Preheat the oven to 180 degrees Celsius or 356 degrees Fahrenheit.
Chop the red cabbage finely and put it in a pot with the apple juice, salt and pepper. Let the cabbage simmer gently for 30-60 minutes. When the liquid evaporates completely, add some water. At the end, add the grated apple and cranberry jam to the steamed red cabbage.
Toast the chopped almonds in a pan on medium heat for 3 minutes. Be careful, the almonds can burn very quickly. Then add the olive oil, onion, garlic and chickpeas to the pan, season with salt, pepper and herbs and fry for a few minutes until crispy. Deglaze with soy sauce and tomato sauce.
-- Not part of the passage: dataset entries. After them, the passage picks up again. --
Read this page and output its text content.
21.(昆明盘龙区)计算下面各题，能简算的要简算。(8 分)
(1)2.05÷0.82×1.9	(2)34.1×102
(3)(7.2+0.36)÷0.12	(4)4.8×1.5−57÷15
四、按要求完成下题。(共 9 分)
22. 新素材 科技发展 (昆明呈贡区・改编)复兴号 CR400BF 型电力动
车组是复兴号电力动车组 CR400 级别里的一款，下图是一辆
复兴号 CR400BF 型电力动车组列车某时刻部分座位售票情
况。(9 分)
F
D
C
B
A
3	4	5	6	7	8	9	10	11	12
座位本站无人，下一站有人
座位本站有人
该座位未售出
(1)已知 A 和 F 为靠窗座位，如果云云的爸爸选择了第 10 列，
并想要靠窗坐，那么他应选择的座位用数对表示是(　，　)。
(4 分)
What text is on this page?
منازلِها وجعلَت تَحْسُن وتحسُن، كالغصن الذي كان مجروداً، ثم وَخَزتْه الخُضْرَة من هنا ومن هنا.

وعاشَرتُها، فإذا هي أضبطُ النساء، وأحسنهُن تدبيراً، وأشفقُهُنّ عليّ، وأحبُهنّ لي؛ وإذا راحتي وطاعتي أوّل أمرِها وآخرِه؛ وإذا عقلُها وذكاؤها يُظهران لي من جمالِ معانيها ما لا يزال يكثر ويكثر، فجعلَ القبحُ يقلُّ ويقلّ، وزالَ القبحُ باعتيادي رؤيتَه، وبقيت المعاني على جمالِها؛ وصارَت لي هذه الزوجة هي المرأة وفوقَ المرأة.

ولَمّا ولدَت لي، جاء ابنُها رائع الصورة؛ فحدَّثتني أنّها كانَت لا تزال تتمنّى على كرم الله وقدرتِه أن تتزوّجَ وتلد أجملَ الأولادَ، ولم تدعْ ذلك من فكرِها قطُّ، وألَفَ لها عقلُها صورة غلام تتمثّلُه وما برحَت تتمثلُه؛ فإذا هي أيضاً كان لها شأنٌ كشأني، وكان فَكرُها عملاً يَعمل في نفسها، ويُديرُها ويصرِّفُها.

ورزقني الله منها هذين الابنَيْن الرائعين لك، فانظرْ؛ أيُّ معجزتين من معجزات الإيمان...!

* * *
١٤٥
Remove the pan from the heat and (using a hard object or a sturdy glass) mash the chickpeas. Some chickpeas can still remain whole.
Place the mixture in a bowl and mix it with the rolled oats. The oats bind the chickpea mass. Grease a box form with a little olive oil, put the mixture in and press it into the box form. Bake the roast in the oven for 30 minutes.
In the meantime, mix all the ingredients for the barbecue sauce.
Take the box form out of the oven, let it cool for 5 minutes and turn the mould gently and slowly with heat-resistant gloves so that the roast comes out nicely. Top the roast with the sauce and bake in the oven for another 15 minutes.
Serve the roast with red cabbage and, if desired, with a vegan glaze, tomato sauce, mashed potatoes or fried potatoes.